Der Verein rügte weiter, dass die Tagesordnung im Verein jetzt nicht mehr ergänzt werden könne, da die Einberufung bereits am 25.02. erfolgt und die Ermächtigung des Gerichts erst am 04.03. eingetroffen sei. Dies ist jedoch nach Auffassung des Oberlandesgericht Frankfurt am Main kein Hinderungsgrund, da es in der Natur der Sache liegt, dass Fristprobleme bei einer nachträglichen Anordnung zur Ergänzung der Tagesordnung auftreten.
Diese Probleme dürfen jedoch nicht dazu führen, dass das Minderheitenrecht der Mitglieder ins Leere geht und die nachträgliche Ergänzung der Tagesordnung nicht möglich ist, obwohl der Antrag fristgerecht gestellt war.
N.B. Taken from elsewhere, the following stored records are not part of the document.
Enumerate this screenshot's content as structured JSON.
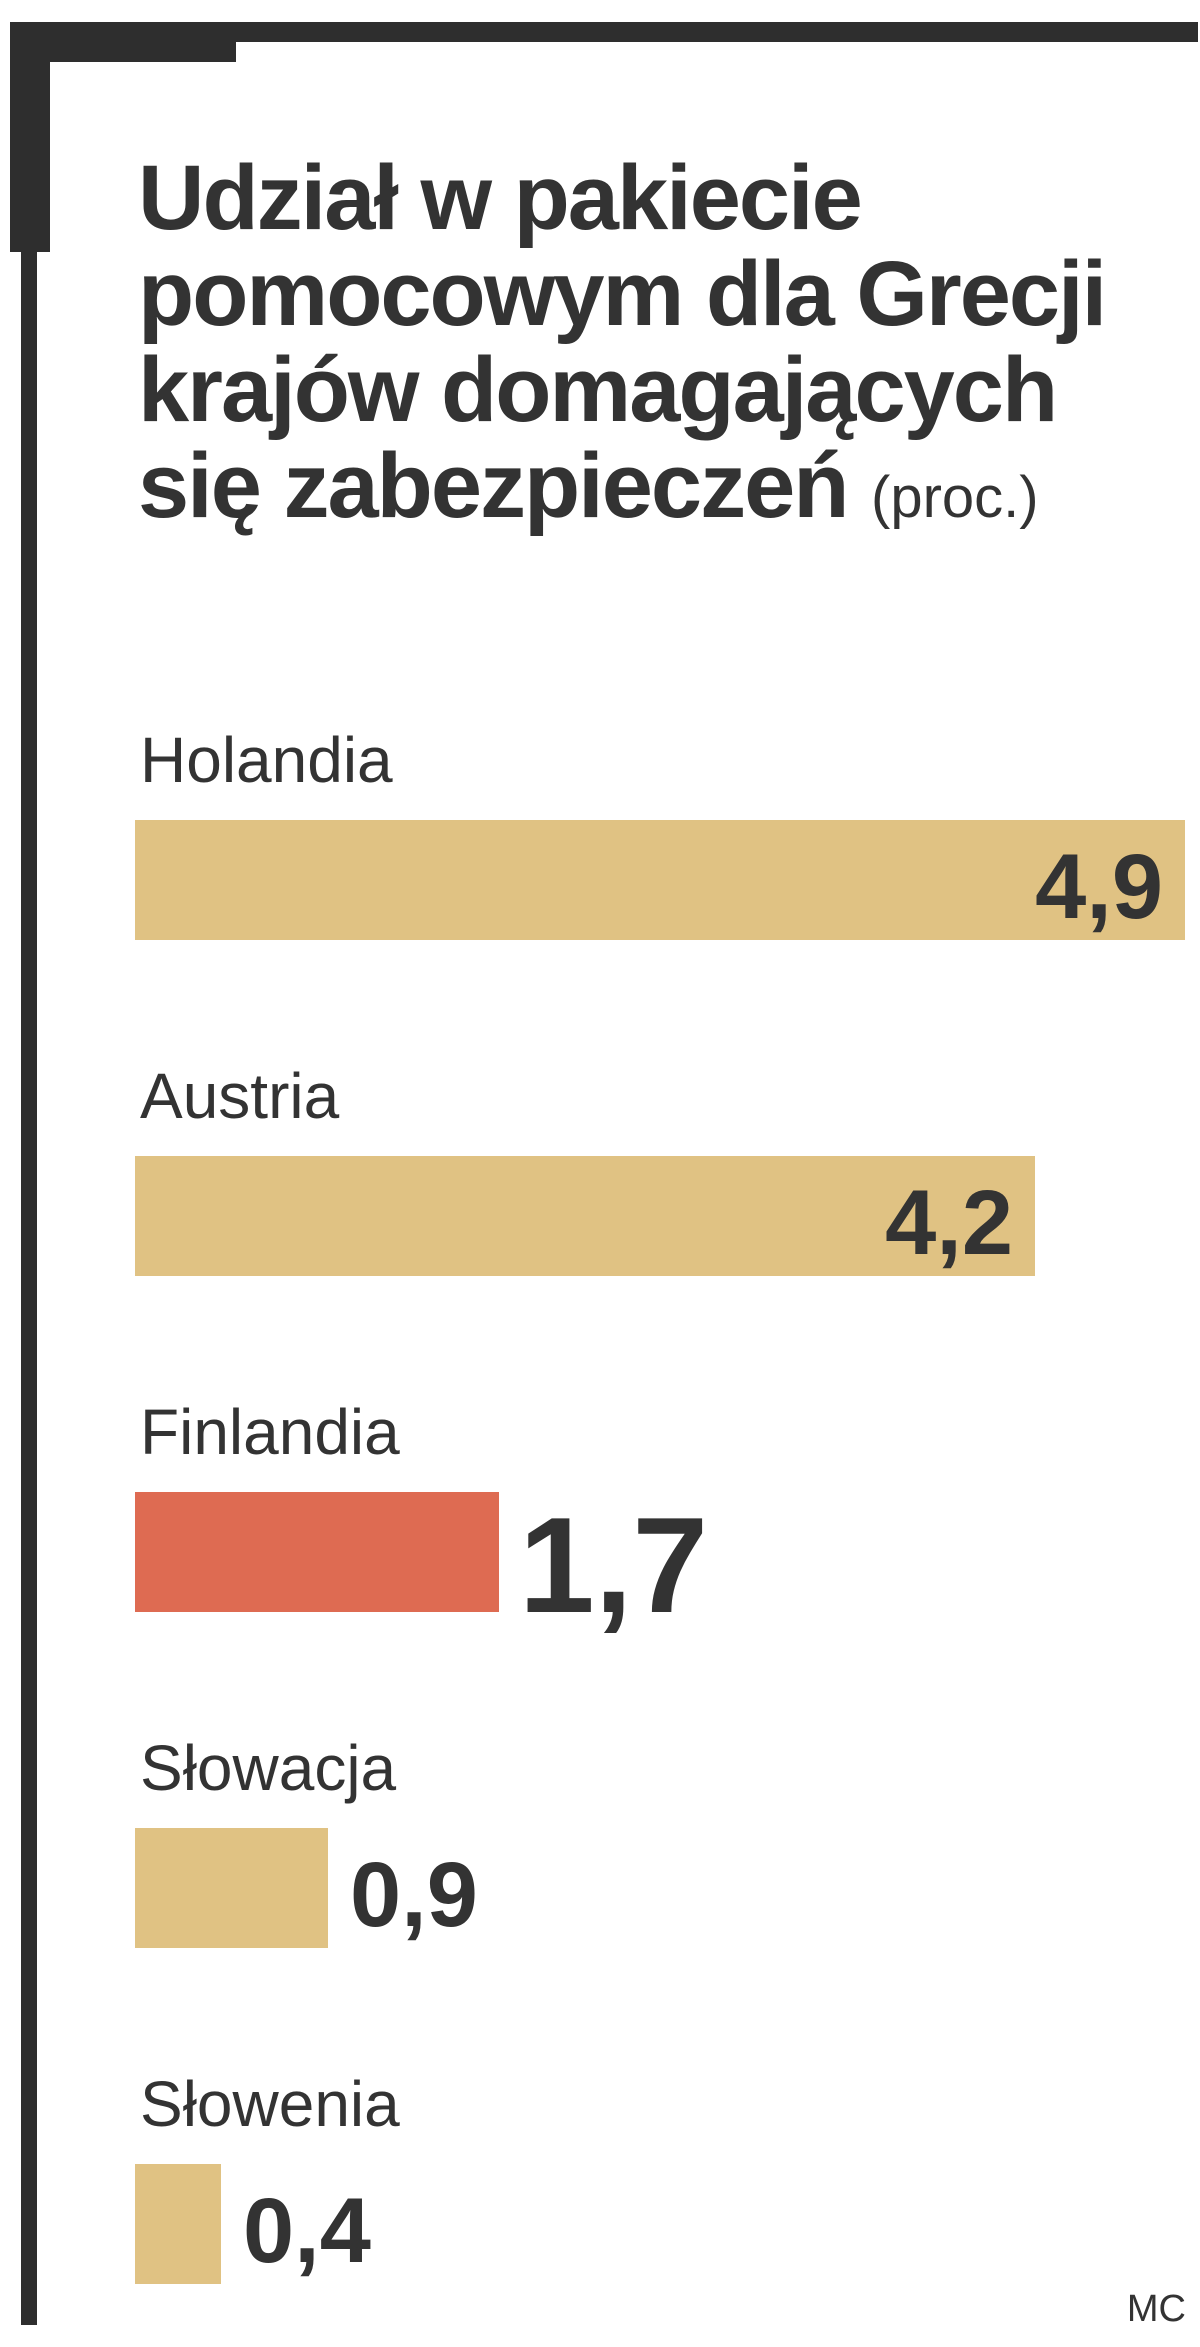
{
  "title_lines": [
    "Udział w pakiecie",
    "pomocowym dla Grecji",
    "krajów domagających",
    "się zabezpieczeń"
  ],
  "unit": "(proc.)",
  "source": "MC",
  "colors": {
    "default_bar": "#e0c283",
    "highlight_bar": "#de6b52",
    "frame": "#2e2e2e"
  },
  "chart_data": {
    "type": "bar",
    "orientation": "horizontal",
    "categories": [
      "Holandia",
      "Austria",
      "Finlandia",
      "Słowacja",
      "Słowenia"
    ],
    "values": [
      4.9,
      4.2,
      1.7,
      0.9,
      0.4
    ],
    "value_labels": [
      "4,9",
      "4,2",
      "1,7",
      "0,9",
      "0,4"
    ],
    "highlight": "Finlandia",
    "unit": "(proc.)",
    "xlim": [
      0,
      4.9
    ]
  }
}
Damit würde das Recht nach § 37 BGB nicht greifen.
Das OLG greift hier in die Trickkiste und wendet Vorschriften aus dem Aktiengesetz an:
-
Wenn keine satzungsgemäßen Fristen (was erfahrungsgemäß bei kaum einer Satzung der Fall ist!) zur nachträglichen Ankündigung von Minderheitenanträgen bestehen, ist ein Minderheitenantrag nach dem OLG Frankfurt am Main noch fristgerecht, wenn er so vom Gericht entschieden wurde, dass die gerichtliche Ermächtigung zur Ergänzung der Tagesordnung den Mitgliedern innerhalb einer Frist von zehn Tagen (analog § 124 Abs. 1 Satz 2 AktG a.F.) ab der Einberufung der Mitgliederversammlung bekanntgegeben wird. Diese Regelung ist auch im Vereinsrecht anzuwenden.
-
Die Regelung des § 124 Abs. 1 Satz 2 AktG n.F. enthält zwar nicht mehr ausdrücklich die Zehn-Tagesfrist. Das OLG Frankfurt am Main stellt jedoch auf die aktuellen Regelungen in §§ 122 Abs. 2 Satz 3, 123 Abs. 1 und 124 Abs. 1 Satz 1 AktG ab, wonach die nachträgliche Bekanntmachung der von der Minderheit zur Aufnahme in die Tagesordnung verlangten Gegenstände möglich ist. Zwar ist dort eine ausdrückliche Zehn-Tages-Frist nicht mehr genannt. Aus dem Zusammenspiel der gesetzlichen Bestimmungen ergibt sich jedoch, dass der Zeitpunkt, bis zu dem die nachträgliche Bekanntmachung des zusätzlichen TOPs erfolgt sein muss, nicht wesentlich unterhalb dieser bisherigen Frist von zehn Tagen liegen dürfte.
-
Bezogen auf den Fall, ergibt sich daher folgendes Ergebnis: Die reguläre Tagesordnung war den Mitgliedern am 25.02. bekanntgegeben worden. Der Beschluss des Amtsgericht traf am 04.03. ein und war dem Verein sofort per Fax mitgeteilt worden, sodass acht Tage verstrichen waren und damit die Zehn-Tagesfrist gewahrt war.